Le recensement régional des fonds jeunesse
Béatrice Pedot, ancienne déléguée générale de la Fédération française pour la coopération des bibliothèques, des métiers du livre et de la documentation (FFCB), fit le point sur les programmes de recensement et de conservation répartie des fonds jeunesse en région. La phase de recensement, élaborée de façon autonome par les structures régionales du livre, a été mise en œuvre dans six régions. Encore en projet dans quatre régions, elle n’est achevée qu’en Provence-Alpes-Côte-d’Azur (Paca). La plupart des régions se limitent à l’imprimé.
Cette étape d’inventaire est coûteuse en temps et en énergie, a remarqué Béatrice Pedot qui a appelé de ses vœux « une cohérence nationale » sous l’impulsion de la Direction du livre et de la lecture. « Une boîte à outils en ligne » (la FFCB poursuit une réflexion dans ce sens) serait utile, de même qu’une démarche de mutualisation.
L’Île-de-France ne possédant pas de structure régionale pour le livre, c’est la Joie par les livres et l’Heure joyeuse qui pilotent le projet de conservation partagée. Viviane Ezratty, directrice de l’Heure joyeuse, et Sophie Ranjard, de la société Kynos, firent la synthèse des principaux résultats de l’enquête 3 menée auprès de 1 531 institutions susceptibles de détenir des fonds jeunesse. Sur les 613 bibliothèques qui ont répondu au questionnaire, 103 sont prêtes à participer à la mise en place d’un réseau. Et 296 pourraient le devenir, à condition de savoir à quoi elles s’engageraient…
Les plans à l’œuvre
Une table ronde, animée par Nic Diament, directrice de La Joie par les livres, a réuni des représentantes de plusieurs régions et de plusieurs types d’établissements 4 afin d’avoir un aperçu de la diversité des programmes.

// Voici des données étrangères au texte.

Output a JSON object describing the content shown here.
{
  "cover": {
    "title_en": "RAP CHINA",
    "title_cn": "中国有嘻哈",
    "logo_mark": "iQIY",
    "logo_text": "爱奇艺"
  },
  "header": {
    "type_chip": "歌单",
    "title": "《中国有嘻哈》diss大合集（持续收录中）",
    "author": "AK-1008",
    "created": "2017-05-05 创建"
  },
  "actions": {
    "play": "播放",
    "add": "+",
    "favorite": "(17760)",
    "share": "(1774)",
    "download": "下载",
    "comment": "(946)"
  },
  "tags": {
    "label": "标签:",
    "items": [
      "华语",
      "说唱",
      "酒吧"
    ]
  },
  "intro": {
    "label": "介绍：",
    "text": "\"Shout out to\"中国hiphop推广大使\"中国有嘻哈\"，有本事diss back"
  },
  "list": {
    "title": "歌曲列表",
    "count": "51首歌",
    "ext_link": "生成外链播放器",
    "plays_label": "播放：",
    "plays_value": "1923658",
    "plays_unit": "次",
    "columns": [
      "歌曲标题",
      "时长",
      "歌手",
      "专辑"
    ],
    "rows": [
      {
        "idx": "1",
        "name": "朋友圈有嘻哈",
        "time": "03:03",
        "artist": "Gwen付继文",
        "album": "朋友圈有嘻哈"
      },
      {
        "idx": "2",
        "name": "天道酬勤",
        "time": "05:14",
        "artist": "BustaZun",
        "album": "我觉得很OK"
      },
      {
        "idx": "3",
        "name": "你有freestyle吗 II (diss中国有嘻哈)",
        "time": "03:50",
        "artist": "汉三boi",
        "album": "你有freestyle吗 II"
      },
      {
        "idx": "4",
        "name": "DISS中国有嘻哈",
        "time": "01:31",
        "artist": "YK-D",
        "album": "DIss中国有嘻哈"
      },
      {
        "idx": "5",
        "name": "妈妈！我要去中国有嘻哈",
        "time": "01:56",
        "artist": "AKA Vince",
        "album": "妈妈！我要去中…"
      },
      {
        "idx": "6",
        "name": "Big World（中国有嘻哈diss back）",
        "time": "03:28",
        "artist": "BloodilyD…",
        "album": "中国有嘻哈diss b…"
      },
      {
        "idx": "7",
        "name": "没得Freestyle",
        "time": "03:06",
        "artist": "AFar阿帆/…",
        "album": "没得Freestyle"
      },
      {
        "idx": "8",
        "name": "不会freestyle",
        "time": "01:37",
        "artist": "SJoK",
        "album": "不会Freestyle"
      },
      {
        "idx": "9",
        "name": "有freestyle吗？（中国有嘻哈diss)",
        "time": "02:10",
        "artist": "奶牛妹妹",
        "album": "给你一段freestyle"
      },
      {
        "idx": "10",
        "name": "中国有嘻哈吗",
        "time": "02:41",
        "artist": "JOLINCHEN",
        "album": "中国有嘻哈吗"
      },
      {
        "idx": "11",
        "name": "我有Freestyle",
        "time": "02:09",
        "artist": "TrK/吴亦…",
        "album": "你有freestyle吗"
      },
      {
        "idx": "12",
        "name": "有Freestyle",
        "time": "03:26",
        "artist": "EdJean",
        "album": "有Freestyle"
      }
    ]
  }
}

En Paca 5, seule région à avoir atteint la phase de conservation, les bibliothèques du réseau s’organisent en trois catégories : les « pôles d’excellence » chargés de la conservation, qui n’autorisent que la consultation des documents conservés, les « pôles de ressources » responsables de la veille documentaire dans un domaine précis (le prêt y est possible) et les « bibliothèques participantes » qui collaborent à travers le désherbage. Les bibliothèques départementales de prêt assurent la logistique.
Concernant les collections, on est parti de l’existant : certaines bibliothèques conservaient déjà selon des thèmes transversaux (le théâtre à Avignon, par exemple) visant à l’exhaustivité – et donc intégrant les « mauvais livres ». À d’autres établissements, on a proposé des éditeurs ; quelques sites ont choisi de conserver des auteurs (ce qui peut convenir à des bibliothèques disposant de peu de place…) ou des thèmes, mais l’important est de prendre en compte l’intérêt de la ville. Le catalogue est accessible en ligne.
Annie Poggioli insista sur le rôle essentiel d’une structure régionale pour le livre, même s’« il ne faut pas tout lui demander » (Christine Desplebains) : elle assure en particulier le conventionnement entre les établissements, indispensable pour une pérennisation du projet. Viennent ensuite les problèmes de logistique, les achats à prévoir pour compléter les fonds.
La formation, en particulier au désherbage, et la transmission des connaissances ont été évoquées tant par les intervenantes que par le public.
Dans son intervention sur les livres pour la jeunesse comme objet patrimonial 6, Noëlle Balley (Service scientifique des bibliothèques de la ville de Paris) s’interrogea sur la spécificité des livres et des bibliothèques pour enfants. Elle remarqua que certains documents pour la jeunesse ne sont conservés nulle part : les documentaires, les documents sonores, les périodiques, les objets dérivés (le fameux gadget de Pif), les travaux qui témoignent de la réception des livres… Elle encouragea à donner la vision « la plus honnête et la plus lucide de la production », ce qui inclut les « mauvais livres ». Car quels seront les thèmes des chercheurs dans deux cents ans ? « Conserver ce que les autres ont pilonné, c’est une vraie politique patrimoniale », a-t-elle conclu.